The FDA approved a long-acting version of naltrexone (trade-named Vivitrol) on October 12, 2010 for the prevention of relapse to opioid dependence, following opioid detoxification. This injectable version was previously approved only for alcohol depencence. The phase 3 clinical study upon which the FDA granted approval for Vivitrol in treating opioid dependence had an enrollment of 250 patients and treated for six months. Primary outcome measures were percentage of weekly urine tests negative for opioids and length of study retention during the double-blind period. Alkermes presented positive results from this study at the American Psychiatric Association 2010 Annual Meeting in May 2010. The study met its primary efficacy endpoint and data showed that patients treated once-monthly with Vivitrol demonstrated statistically significant higher rates of opioid-free urine screens, compared to patients treated with a placebo, as measured by the cumulative distribution of clean urine screens (p<0.0002).
“This drug approval represents a significant advancement in addiction treatment,” said Janet Woodcock, M.D., director of the FDA’s Center Drug Evaluation and Research. Nora Volkow, M.D., Director of the National Institute on Drug Abuse (NIDA), stated that: “As a depot formulation, dosed monthly, Vivitrol obviates the daily need for patients to motivate themselves to stick to a treatment regimen - a formidable task, especially in the face of multiple triggers of craving and relapse. This new option increases the pharmaceutical choices for treating opioid addiction, and may be seen as advantageous by those unwilling to consider agonist or partial agonist approaches to treatment. NIDA is continuing to support research on Vivitrol's effectiveness in this country, including a focus on criminal justice involved populations transitioning back into the community.”

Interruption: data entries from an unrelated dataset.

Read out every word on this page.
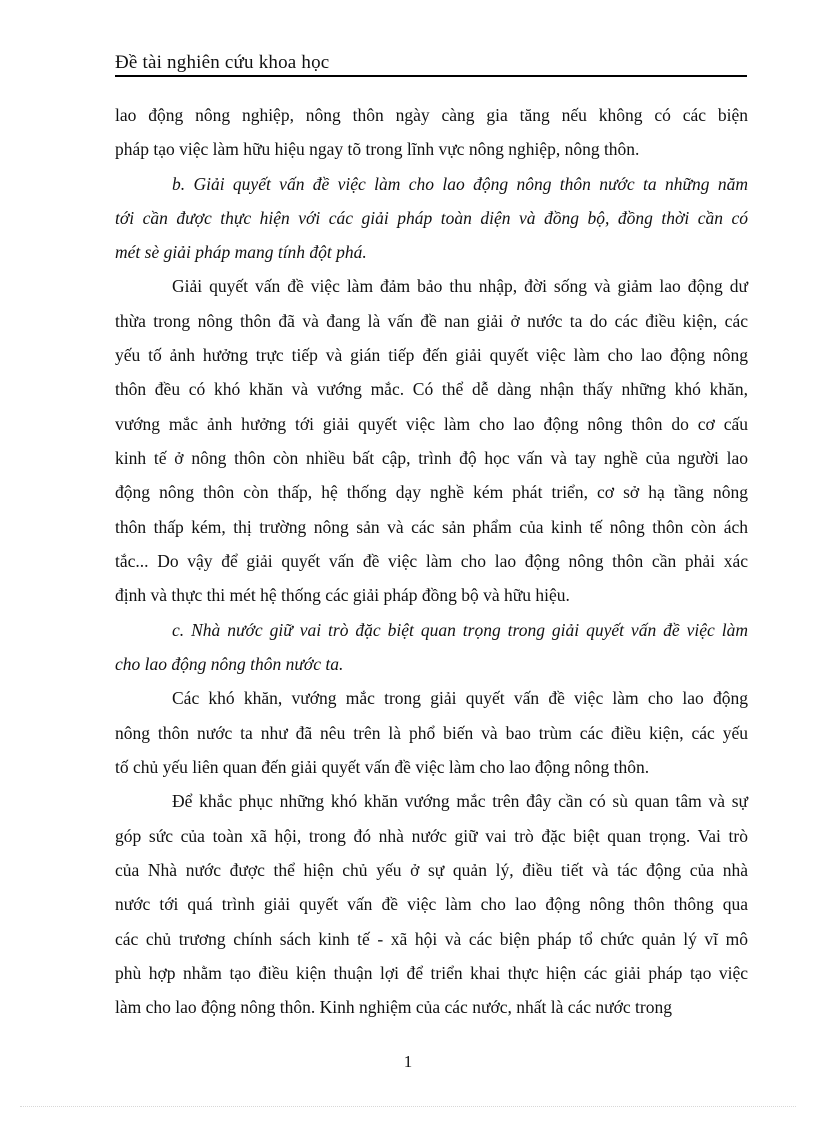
Đề tài nghiên cứu khoa học
lao động nông nghiệp, nông thôn ngày càng gia tăng nếu không có các biện
pháp tạo việc làm hữu hiệu ngay tõ trong lĩnh vực nông nghiệp, nông thôn.
b. Giải quyết vấn đề việc làm cho lao động nông thôn nước ta những năm
tới cần được thực hiện với các giải pháp toàn diện và đồng bộ, đồng thời cần có
mét sè giải pháp mang tính đột phá.
Giải quyết vấn đề việc làm đảm bảo thu nhập, đời sống và giảm lao động dư
thừa trong nông thôn đã và đang là vấn đề nan giải ở nước ta do các điều kiện, các
yếu tố ảnh hưởng trực tiếp và gián tiếp đến giải quyết việc làm cho lao động nông
thôn đều có khó khăn và vướng mắc. Có thể dễ dàng nhận thấy những khó khăn,
vướng mắc ảnh hưởng tới giải quyết việc làm cho lao động nông thôn do cơ cấu
kinh tế ở nông thôn còn nhiều bất cập, trình độ học vấn và tay nghề của người lao
động nông thôn còn thấp, hệ thống dạy nghề kém phát triển, cơ sở hạ tầng nông
thôn thấp kém, thị trường nông sản và các sản phẩm của kinh tế nông thôn còn ách
tắc... Do vậy để giải quyết vấn đề việc làm cho lao động nông thôn cần phải xác
định và thực thi mét hệ thống các giải pháp đồng bộ và hữu hiệu.
c. Nhà nước giữ vai trò đặc biệt quan trọng trong giải quyết vấn đề việc làm
cho lao động nông thôn nước ta.
Các khó khăn, vướng mắc trong giải quyết vấn đề việc làm cho lao động
nông thôn nước ta như đã nêu trên là phổ biến và bao trùm các điều kiện, các yếu
tố chủ yếu liên quan đến giải quyết vấn đề việc làm cho lao động nông thôn.
Để khắc phục những khó khăn vướng mắc trên đây cần có sù quan tâm và sự
góp sức của toàn xã hội, trong đó nhà nước giữ vai trò đặc biệt quan trọng. Vai trò
của Nhà nước được thể hiện chủ yếu ở sự quản lý, điều tiết và tác động của nhà
nước tới quá trình giải quyết vấn đề việc làm cho lao động nông thôn thông qua
các chủ trương chính sách kinh tế - xã hội và các biện pháp tổ chức quản lý vĩ mô
phù hợp nhằm tạo điều kiện thuận lợi để triển khai thực hiện các giải pháp tạo việc
làm cho lao động nông thôn. Kinh nghiệm của các nước, nhất là các nước trong
1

A newer option is the naltrexone implant, which may be surgically inserted under the skin. The implant provides a sustained dose of naltrexone to the patient, thereby preventing the problems which may be associated with skipping doses. It must be replaced every several months. Naltrexone implants are made by at least three companies, though none have been approved by the U.S. Food and Drug Administration (FDA) or the Australian Therapeutic Goods Administration. Naltrexone implants have been used successfully in Australia for a number of years as part of a long-term protocol for treating opiate addiction.